The grandfather clock in the corner of the hall chimed softly, four bell-like notes in a scale. Part of a full moon, with a face like Humpty Dumpty, was creeping over the horizon of stars at the top. And at the bottom, on a corresponding scale, the month of February in a gothic script, garlanded by two plump salmon, the fish of Pisces, was coming to an end. Only the time—a quarter past three—was very nearly correct.
Bridget came up behind me and stretched her arms over my shoulders, her fingers picking at the dark cotton letters of Farouk’s ship on my
chest
“It’s a mad-house,” she said slowly. “What a stupid, marvellous thing.”
“What?”
“I love you.”
“It itches like hell.”
“What does?”
“The jersey.”
“Take it off then. But not here. Upstairs. We can ‘look at the pictures’.”
*
In a boxroom, wedged under the eaves, beneath the burning rafters, we made love again. There were two narrow dust-covered windows looking out over the garden and we could see Mr. Girgis dictating to Ahmed, the two of them moving painfully from plant to plant like men walking a punishment course across a swamp, the rough Arabic syllables falling upon Ahmed like a succession of cures.

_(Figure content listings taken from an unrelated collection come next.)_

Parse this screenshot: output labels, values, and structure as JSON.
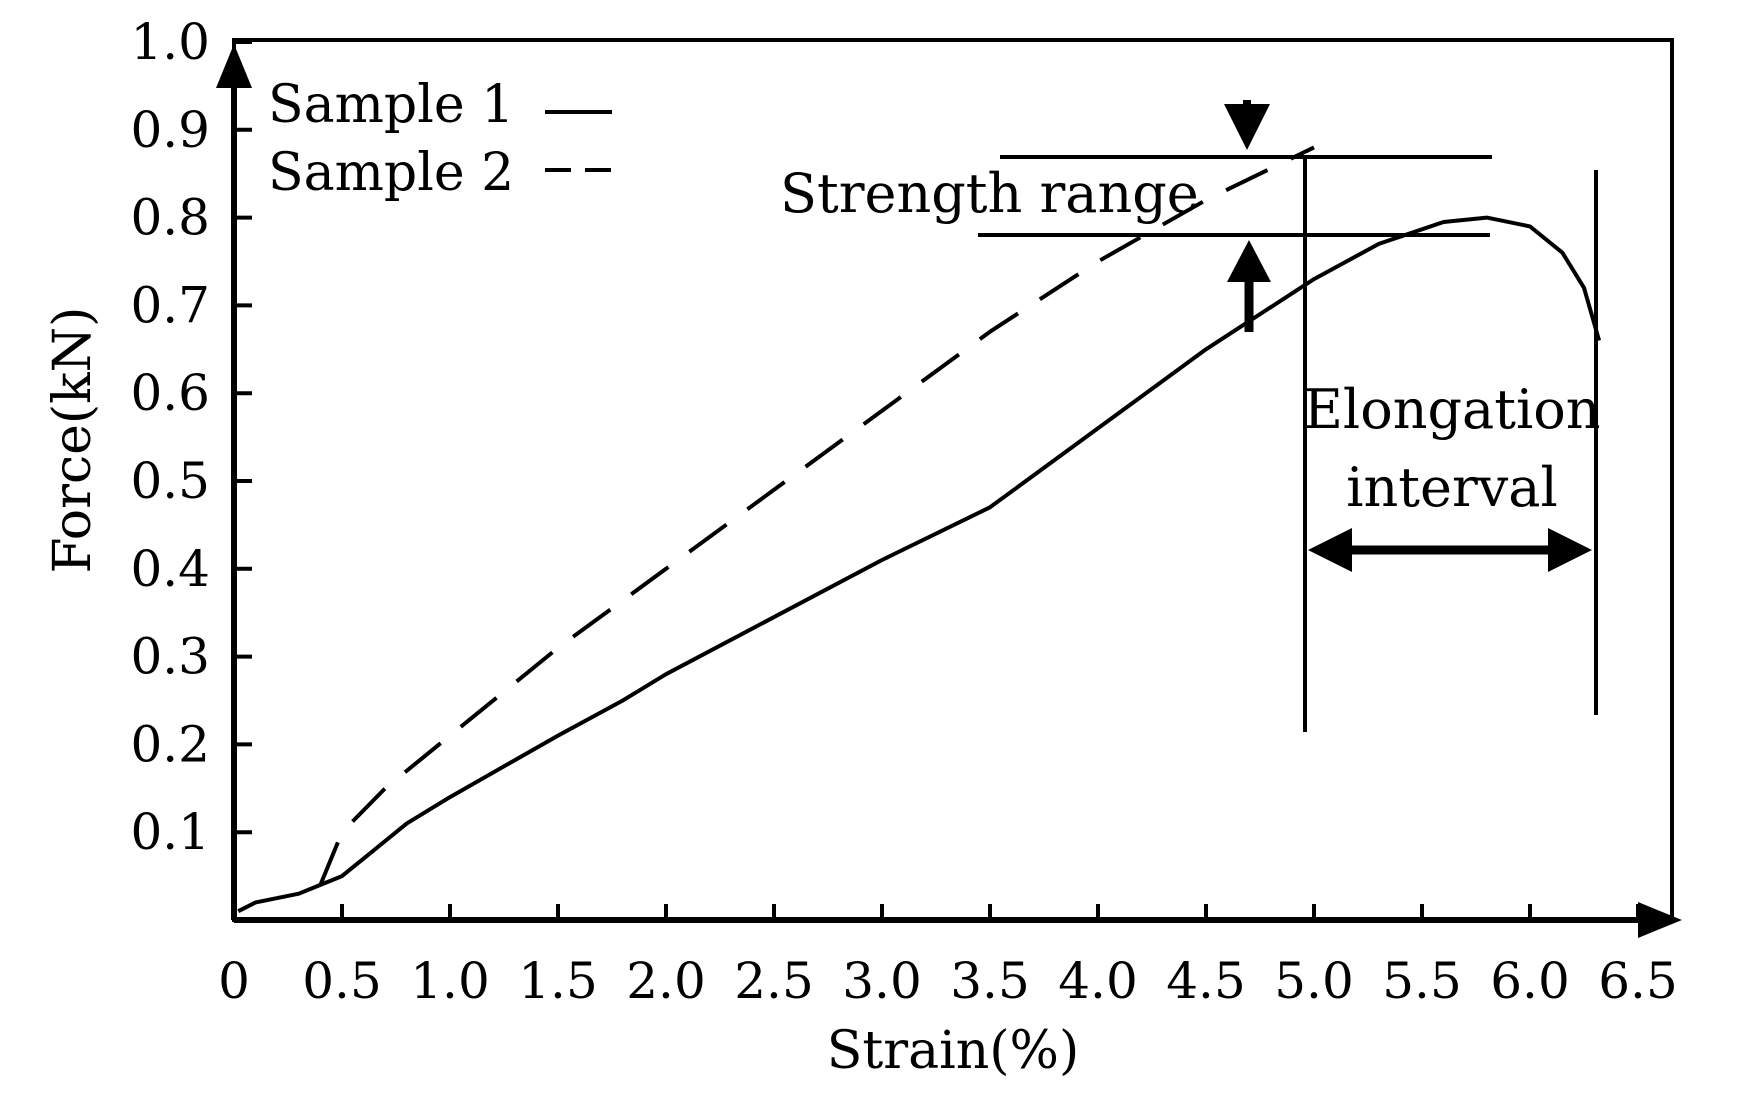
{
  "chart_data": {
    "type": "line",
    "title": "",
    "xlabel": "Strain(%)",
    "ylabel": "Force(kN)",
    "xlim": [
      0,
      6.6
    ],
    "ylim": [
      0,
      1.0
    ],
    "x_ticks": [
      0,
      0.5,
      1.0,
      1.5,
      2.0,
      2.5,
      3.0,
      3.5,
      4.0,
      4.5,
      5.0,
      5.5,
      6.0,
      6.5
    ],
    "x_tick_labels": [
      "0",
      "0.5",
      "1.0",
      "1.5",
      "2.0",
      "2.5",
      "3.0",
      "3.5",
      "4.0",
      "4.5",
      "5.0",
      "5.5",
      "6.0",
      "6.5"
    ],
    "y_ticks": [
      0.1,
      0.2,
      0.3,
      0.4,
      0.5,
      0.6,
      0.7,
      0.8,
      0.9,
      1.0
    ],
    "y_tick_labels": [
      "0.1",
      "0.2",
      "0.3",
      "0.4",
      "0.5",
      "0.6",
      "0.7",
      "0.8",
      "0.9",
      "1.0"
    ],
    "grid": false,
    "legend_position": "top-left",
    "series": [
      {
        "name": "Sample 1",
        "style": "solid",
        "x": [
          0.02,
          0.1,
          0.3,
          0.4,
          0.5,
          0.65,
          0.8,
          1.0,
          1.5,
          1.8,
          2.0,
          3.0,
          3.5,
          4.0,
          4.5,
          5.0,
          5.3,
          5.6,
          5.8,
          6.0,
          6.15,
          6.25,
          6.32
        ],
        "y": [
          0.01,
          0.02,
          0.03,
          0.04,
          0.05,
          0.08,
          0.11,
          0.14,
          0.21,
          0.25,
          0.28,
          0.41,
          0.47,
          0.56,
          0.65,
          0.73,
          0.77,
          0.795,
          0.8,
          0.79,
          0.76,
          0.72,
          0.66
        ]
      },
      {
        "name": "Sample 2",
        "style": "dashed",
        "x": [
          0.4,
          0.5,
          0.7,
          1.0,
          1.5,
          2.0,
          2.5,
          3.0,
          3.5,
          4.0,
          4.5,
          5.0
        ],
        "y": [
          0.04,
          0.1,
          0.15,
          0.21,
          0.31,
          0.4,
          0.49,
          0.58,
          0.67,
          0.75,
          0.82,
          0.88
        ]
      }
    ],
    "annotations": {
      "strength_range": "Strength range",
      "elongation_line1": "Elongation",
      "elongation_line2": "interval"
    }
  },
  "colors": {
    "ink": "#000000",
    "background": "#ffffff"
  }
}
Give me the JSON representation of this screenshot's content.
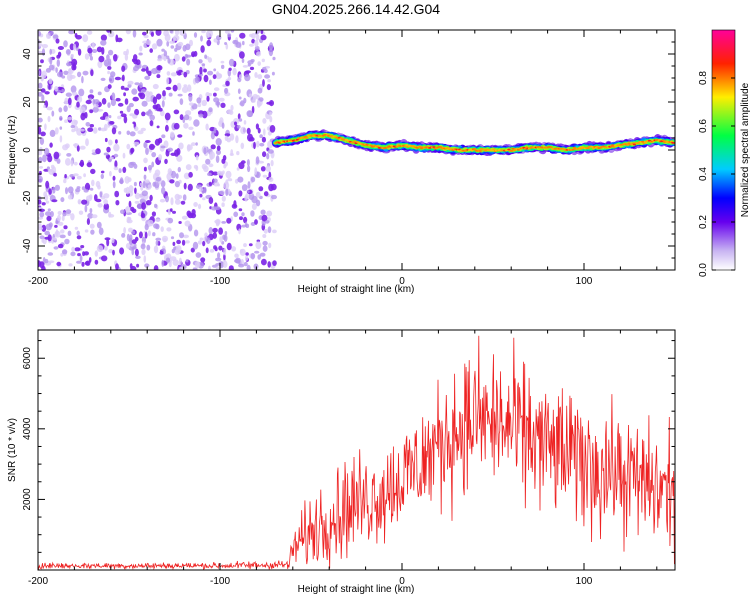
{
  "title": "GN04.2025.266.14.42.G04",
  "chart_data": [
    {
      "type": "heatmap",
      "name": "spectrogram",
      "xlabel": "Height of straight line (km)",
      "ylabel": "Frequency (Hz)",
      "xlim": [
        -200,
        150
      ],
      "ylim": [
        -50,
        50
      ],
      "xticks": [
        -200,
        -100,
        0,
        100
      ],
      "yticks": [
        -40,
        -20,
        0,
        20,
        40
      ],
      "noise_region_x": [
        -200,
        -70
      ],
      "signal_region_x": [
        -70,
        150
      ],
      "signal_track": {
        "x": [
          -70,
          -60,
          -50,
          -40,
          -30,
          -20,
          -10,
          0,
          10,
          20,
          30,
          40,
          50,
          60,
          70,
          80,
          90,
          100,
          110,
          120,
          130,
          140,
          150
        ],
        "freq": [
          3,
          4,
          6,
          6,
          4,
          2,
          1,
          2,
          1,
          1,
          0,
          0,
          0,
          0,
          1,
          1,
          0,
          1,
          1,
          2,
          3,
          4,
          3
        ]
      },
      "colorbar": {
        "label": "Normalized spectral amplitude",
        "range": [
          0,
          1
        ],
        "ticks": [
          0.0,
          0.2,
          0.4,
          0.6,
          0.8
        ]
      }
    },
    {
      "type": "line",
      "name": "snr",
      "xlabel": "Height of straight line (km)",
      "ylabel": "SNR (10 * v/v)",
      "xlim": [
        -200,
        150
      ],
      "ylim": [
        0,
        6800
      ],
      "xticks": [
        -200,
        -100,
        0,
        100
      ],
      "yticks": [
        2000,
        4000,
        6000
      ],
      "color": "#ee2222",
      "envelope": {
        "x": [
          -200,
          -100,
          -62,
          -60,
          -50,
          -40,
          -30,
          -20,
          -10,
          0,
          10,
          20,
          30,
          40,
          50,
          60,
          70,
          80,
          90,
          100,
          110,
          120,
          130,
          140,
          150
        ],
        "mean": [
          120,
          120,
          150,
          600,
          1100,
          1500,
          1800,
          2000,
          2200,
          2600,
          3000,
          3500,
          4000,
          4300,
          4200,
          4000,
          3800,
          3500,
          3300,
          3000,
          2900,
          2700,
          2500,
          2300,
          2200
        ],
        "spread": [
          70,
          80,
          120,
          500,
          900,
          1100,
          1200,
          1200,
          1200,
          1300,
          1400,
          1500,
          1600,
          1700,
          1700,
          1700,
          1700,
          1600,
          1600,
          1600,
          1600,
          1500,
          1500,
          1500,
          1500
        ]
      }
    }
  ]
}
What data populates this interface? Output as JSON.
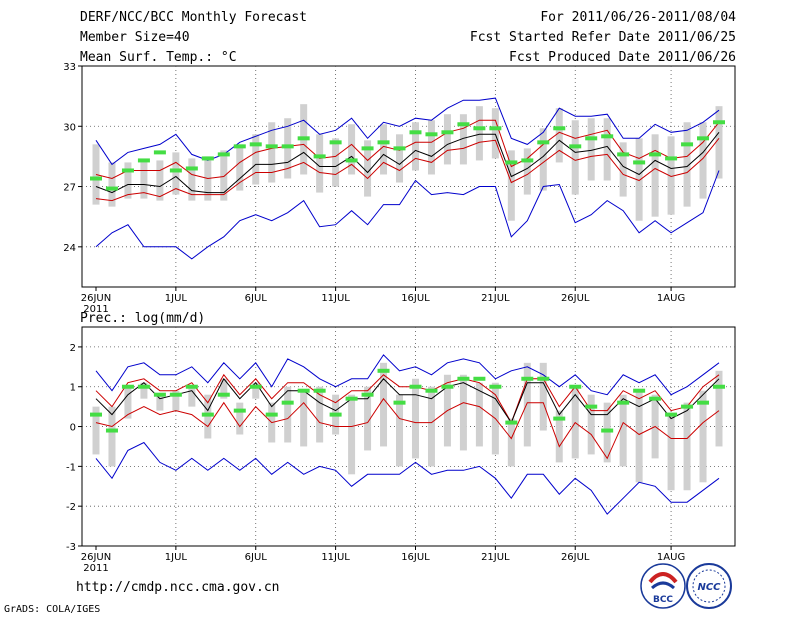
{
  "header": {
    "title": "DERF/NCC/BCC Monthly Forecast",
    "member_size": "Member Size=40",
    "variable": "Mean Surf. Temp.: °C",
    "forecast_range": "For 2011/06/26-2011/08/04",
    "fcst_started": "Fcst Started Refer Date 2011/06/25",
    "fcst_produced": "Fcst Produced Date 2011/06/26"
  },
  "footer": {
    "url": "http://cmdp.ncc.cma.gov.cn",
    "credit": "GrADS: COLA/IGES",
    "logo_bcc": "BCC",
    "logo_ncc": "NCC"
  },
  "chart_data": [
    {
      "type": "line",
      "title": "Mean Surf. Temp.: °C",
      "ylim": [
        22,
        33
      ],
      "yticks": [
        "24",
        "27",
        "30",
        "33"
      ],
      "xticks": [
        "26JUN",
        "1JUL",
        "6JUL",
        "11JUL",
        "16JUL",
        "21JUL",
        "26JUL",
        "1AUG"
      ],
      "xticks_year": "2011",
      "series_colors": {
        "max": "#0000cc",
        "upper": "#cc0000",
        "mean": "#000000",
        "lower": "#cc0000",
        "min": "#0000cc",
        "bars": "#d0d0d0",
        "obs": "#44dd44"
      },
      "series": [
        {
          "name": "max",
          "values": [
            29.3,
            28.1,
            28.7,
            28.9,
            29.1,
            29.6,
            28.6,
            28.3,
            28.6,
            29.2,
            29.5,
            29.8,
            30.0,
            30.3,
            29.6,
            29.8,
            30.4,
            29.4,
            30.2,
            30.0,
            30.4,
            30.3,
            30.9,
            31.3,
            31.3,
            31.4,
            29.4,
            29.1,
            29.7,
            30.9,
            30.5,
            30.5,
            30.6,
            29.4,
            29.4,
            30.1,
            29.7,
            29.8,
            30.2,
            30.8
          ]
        },
        {
          "name": "upper",
          "values": [
            27.6,
            27.4,
            27.8,
            27.8,
            27.8,
            28.2,
            27.6,
            27.4,
            27.5,
            28.2,
            28.7,
            28.9,
            29.0,
            29.1,
            28.4,
            28.5,
            29.1,
            28.3,
            29.0,
            28.8,
            29.2,
            29.2,
            29.7,
            29.9,
            30.3,
            30.3,
            28.0,
            28.4,
            29.1,
            29.7,
            29.4,
            29.6,
            29.8,
            28.7,
            28.4,
            28.8,
            28.4,
            28.5,
            29.2,
            30.2
          ]
        },
        {
          "name": "mean",
          "values": [
            27.0,
            26.7,
            27.1,
            27.1,
            27.0,
            27.5,
            26.8,
            26.7,
            26.7,
            27.4,
            28.1,
            28.1,
            28.2,
            28.7,
            28.0,
            28.0,
            28.5,
            27.7,
            28.6,
            28.1,
            28.8,
            28.5,
            29.1,
            29.4,
            29.6,
            29.6,
            27.5,
            27.9,
            28.5,
            29.3,
            28.7,
            28.8,
            29.0,
            28.0,
            27.6,
            28.3,
            27.9,
            28.0,
            28.7,
            29.7
          ]
        },
        {
          "name": "lower",
          "values": [
            26.4,
            26.3,
            26.6,
            26.7,
            26.5,
            26.9,
            26.6,
            26.6,
            26.6,
            27.2,
            27.7,
            27.7,
            27.9,
            28.2,
            27.7,
            27.6,
            28.1,
            27.4,
            28.2,
            27.8,
            28.4,
            28.2,
            28.8,
            28.9,
            29.2,
            29.3,
            27.2,
            27.6,
            28.2,
            28.8,
            28.3,
            28.5,
            28.6,
            27.6,
            27.3,
            27.9,
            27.5,
            27.7,
            28.4,
            29.4
          ]
        },
        {
          "name": "min",
          "values": [
            24.0,
            24.7,
            25.1,
            24.0,
            24.0,
            24.0,
            23.4,
            24.0,
            24.5,
            25.3,
            25.6,
            25.3,
            25.7,
            26.3,
            25.0,
            25.1,
            25.8,
            25.1,
            26.1,
            26.1,
            27.3,
            26.6,
            26.7,
            26.6,
            27.0,
            27.0,
            24.5,
            25.3,
            27.0,
            27.1,
            25.2,
            25.6,
            26.3,
            25.8,
            24.7,
            25.3,
            24.7,
            25.2,
            25.7,
            27.8
          ]
        },
        {
          "name": "obs",
          "values": [
            27.4,
            26.9,
            27.8,
            28.3,
            28.7,
            27.8,
            27.9,
            28.4,
            28.6,
            29.0,
            29.1,
            29.0,
            29.0,
            29.4,
            28.5,
            29.2,
            28.3,
            28.9,
            29.2,
            28.9,
            29.7,
            29.6,
            29.7,
            30.1,
            29.9,
            29.9,
            28.2,
            28.3,
            29.2,
            29.9,
            29.0,
            29.4,
            29.5,
            28.6,
            28.2,
            28.6,
            28.4,
            29.1,
            29.4,
            30.2
          ]
        },
        {
          "name": "bars_low",
          "values": [
            26.1,
            26.0,
            26.4,
            26.4,
            26.3,
            26.6,
            26.3,
            26.3,
            26.3,
            26.8,
            27.1,
            27.2,
            27.4,
            27.6,
            26.7,
            27.0,
            27.6,
            26.5,
            27.6,
            27.2,
            27.8,
            27.6,
            28.1,
            28.1,
            28.3,
            28.4,
            25.3,
            26.6,
            26.8,
            28.2,
            26.6,
            27.3,
            27.3,
            26.5,
            25.3,
            25.5,
            25.6,
            26.0,
            26.4,
            27.4
          ]
        },
        {
          "name": "bars_high",
          "values": [
            29.1,
            28.2,
            28.2,
            28.3,
            28.3,
            28.7,
            28.4,
            28.5,
            28.8,
            29.1,
            29.6,
            30.2,
            30.4,
            31.1,
            29.6,
            29.4,
            30.1,
            29.3,
            30.1,
            29.6,
            30.2,
            30.3,
            30.6,
            30.6,
            31.0,
            30.9,
            28.8,
            28.9,
            29.9,
            30.9,
            30.3,
            30.4,
            30.4,
            29.2,
            29.4,
            29.6,
            29.5,
            30.2,
            30.2,
            31.0
          ]
        }
      ]
    },
    {
      "type": "line",
      "title": "Prec.: log(mm/d)",
      "ylim": [
        -3,
        2.5
      ],
      "yticks": [
        "-3",
        "-2",
        "-1",
        "0",
        "1",
        "2"
      ],
      "xticks": [
        "26JUN",
        "1JUL",
        "6JUL",
        "11JUL",
        "16JUL",
        "21JUL",
        "26JUL",
        "1AUG"
      ],
      "xticks_year": "2011",
      "series": [
        {
          "name": "max",
          "values": [
            1.4,
            0.9,
            1.5,
            1.6,
            1.3,
            1.3,
            1.5,
            1.1,
            1.6,
            1.2,
            1.6,
            1.0,
            1.7,
            1.5,
            1.2,
            1.0,
            1.2,
            1.2,
            1.8,
            1.4,
            1.5,
            1.3,
            1.6,
            1.7,
            1.6,
            1.2,
            1.4,
            1.5,
            1.3,
            1.0,
            1.3,
            0.9,
            0.8,
            1.3,
            1.1,
            1.3,
            0.8,
            1.0,
            1.3,
            1.6
          ]
        },
        {
          "name": "upper",
          "values": [
            0.9,
            0.5,
            1.1,
            1.2,
            0.9,
            0.9,
            1.1,
            0.6,
            1.3,
            0.8,
            1.2,
            0.7,
            1.1,
            1.1,
            0.8,
            0.6,
            0.9,
            0.9,
            1.3,
            1.0,
            1.0,
            0.9,
            1.1,
            1.2,
            1.1,
            0.8,
            0.1,
            1.2,
            1.2,
            0.5,
            1.0,
            0.4,
            0.4,
            0.9,
            0.7,
            0.9,
            0.4,
            0.5,
            1.0,
            1.3
          ]
        },
        {
          "name": "mean",
          "values": [
            0.7,
            0.3,
            0.8,
            1.1,
            0.7,
            0.8,
            0.9,
            0.4,
            1.2,
            0.7,
            1.1,
            0.5,
            0.9,
            0.9,
            0.6,
            0.4,
            0.7,
            0.7,
            1.2,
            0.8,
            0.8,
            0.7,
            1.0,
            1.1,
            0.9,
            0.7,
            0.1,
            1.1,
            1.1,
            0.3,
            0.8,
            0.3,
            0.3,
            0.7,
            0.5,
            0.7,
            0.2,
            0.4,
            0.8,
            1.2
          ]
        },
        {
          "name": "lower",
          "values": [
            0.1,
            0.0,
            0.3,
            0.5,
            0.3,
            0.4,
            0.3,
            0.0,
            0.6,
            0.0,
            0.5,
            0.1,
            0.2,
            0.6,
            0.1,
            0.0,
            0.0,
            0.1,
            0.7,
            0.2,
            0.1,
            0.1,
            0.4,
            0.6,
            0.5,
            0.2,
            -0.3,
            0.6,
            0.6,
            -0.5,
            0.1,
            -0.2,
            -0.8,
            0.1,
            -0.2,
            0.0,
            -0.3,
            -0.3,
            0.1,
            0.4
          ]
        },
        {
          "name": "min",
          "values": [
            -0.8,
            -1.3,
            -0.6,
            -0.4,
            -0.9,
            -1.1,
            -0.8,
            -1.1,
            -0.8,
            -1.1,
            -0.8,
            -1.2,
            -0.9,
            -1.2,
            -1.0,
            -1.1,
            -1.5,
            -1.2,
            -1.2,
            -1.2,
            -0.9,
            -1.2,
            -1.1,
            -1.1,
            -1.0,
            -1.3,
            -1.8,
            -1.2,
            -1.2,
            -1.7,
            -1.3,
            -1.6,
            -2.2,
            -1.8,
            -1.4,
            -1.5,
            -1.9,
            -1.9,
            -1.6,
            -1.3
          ]
        },
        {
          "name": "obs",
          "values": [
            0.3,
            -0.1,
            1.0,
            1.0,
            0.8,
            0.8,
            1.0,
            0.3,
            0.8,
            0.4,
            1.0,
            0.3,
            0.6,
            0.9,
            0.9,
            0.3,
            0.7,
            0.8,
            1.4,
            0.6,
            1.0,
            0.9,
            1.0,
            1.2,
            1.2,
            1.0,
            0.1,
            1.2,
            1.2,
            0.2,
            1.0,
            0.5,
            -0.1,
            0.6,
            0.9,
            0.7,
            0.3,
            0.5,
            0.6,
            1.0
          ]
        },
        {
          "name": "bars_low",
          "values": [
            -0.7,
            -1.0,
            0.2,
            0.7,
            0.4,
            0.4,
            0.5,
            -0.3,
            0.7,
            -0.2,
            0.7,
            -0.4,
            -0.4,
            -0.5,
            -0.4,
            -0.2,
            -1.2,
            -0.6,
            -0.5,
            -1.0,
            -0.8,
            -1.0,
            -0.5,
            -0.6,
            -0.5,
            -0.7,
            -1.0,
            -0.5,
            -0.1,
            -0.9,
            -0.8,
            -0.7,
            -0.9,
            -1.0,
            -1.4,
            -0.8,
            -1.6,
            -1.6,
            -1.4,
            -0.5
          ]
        },
        {
          "name": "bars_high",
          "values": [
            0.5,
            0.5,
            1.0,
            1.1,
            0.8,
            0.9,
            1.0,
            0.8,
            1.2,
            0.6,
            1.1,
            0.6,
            1.0,
            0.9,
            1.0,
            0.8,
            0.8,
            1.0,
            1.6,
            0.8,
            1.2,
            1.0,
            1.3,
            1.3,
            1.1,
            1.1,
            0.2,
            1.6,
            1.6,
            0.4,
            1.0,
            0.8,
            0.6,
            0.8,
            0.9,
            0.8,
            0.3,
            0.6,
            0.9,
            1.4
          ]
        }
      ]
    }
  ]
}
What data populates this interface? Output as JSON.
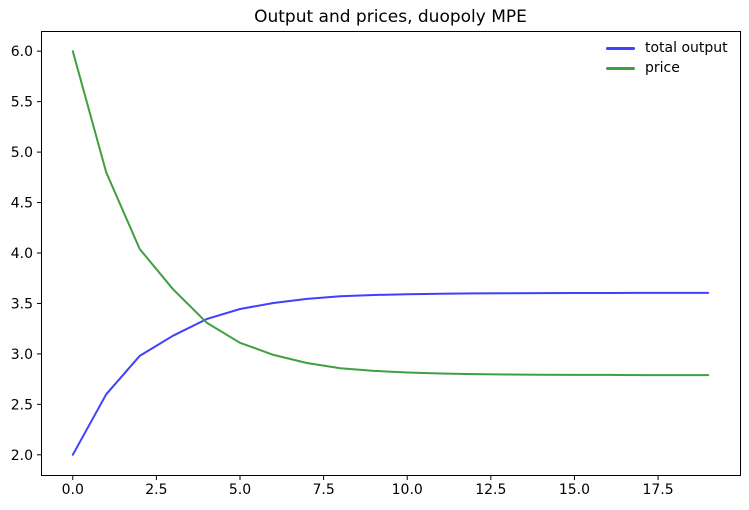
{
  "figure": {
    "background": "#ffffff",
    "spine_color": "#000000",
    "tick_color": "#000000"
  },
  "chart_data": {
    "type": "line",
    "title": "Output and prices, duopoly MPE",
    "xlabel": "",
    "ylabel": "",
    "grid": false,
    "xlim": [
      -0.95,
      19.95
    ],
    "ylim": [
      1.8,
      6.2
    ],
    "xticks": [
      0,
      2.5,
      5,
      7.5,
      10,
      12.5,
      15,
      17.5
    ],
    "xtick_labels": [
      "0.0",
      "2.5",
      "5.0",
      "7.5",
      "10.0",
      "12.5",
      "15.0",
      "17.5"
    ],
    "yticks": [
      2.0,
      2.5,
      3.0,
      3.5,
      4.0,
      4.5,
      5.0,
      5.5,
      6.0
    ],
    "ytick_labels": [
      "2.0",
      "2.5",
      "3.0",
      "3.5",
      "4.0",
      "4.5",
      "5.0",
      "5.5",
      "6.0"
    ],
    "x": [
      0,
      1,
      2,
      3,
      4,
      5,
      6,
      7,
      8,
      9,
      10,
      11,
      12,
      13,
      14,
      15,
      16,
      17,
      18,
      19
    ],
    "series": [
      {
        "name": "total output",
        "color": "#4040ff",
        "line_width": 2,
        "values": [
          2.0,
          2.6,
          2.98,
          3.18,
          3.345,
          3.445,
          3.505,
          3.545,
          3.571,
          3.584,
          3.592,
          3.597,
          3.6,
          3.602,
          3.603,
          3.604,
          3.604,
          3.605,
          3.605,
          3.605
        ]
      },
      {
        "name": "price",
        "color": "#40a040",
        "line_width": 2,
        "values": [
          6.0,
          4.8,
          4.04,
          3.64,
          3.31,
          3.11,
          2.99,
          2.91,
          2.858,
          2.832,
          2.816,
          2.806,
          2.8,
          2.796,
          2.794,
          2.792,
          2.792,
          2.79,
          2.79,
          2.79
        ]
      }
    ],
    "legend": {
      "position": "upper right",
      "frame": false,
      "entries": [
        "total output",
        "price"
      ]
    }
  }
}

We lay on our clothes, her tennis shirt and her father’s yachting trousers as a pillow against the dusty floor, that small body constantly changing position, moving beneath me, locked in mine. There was an Egyptian flag in one corner, the old one, three stars and a crescent moon against a green background, and the remnants of a Hornby train set in another—a still-bright block engine lying on its side with the legend “L.N.E.R.” on the coal box.
“He plays with trains. He used to.”
In other corners of the room trunks and suitcases were piled on top of each other, and wicker boxes with P & O labels directing them to Port Said and Tilbury and the Metropole, Monte Carlo.
“Doesn’t this answer your phone call yesterday? I mean it’s better than talking about it. Making love is better.”
“Yes.” We had stopped for a moment, and lay next to each other, sweating.
“I was angry—because you wouldn’t do it the past few months, when before, the first time, it was so easy for you.”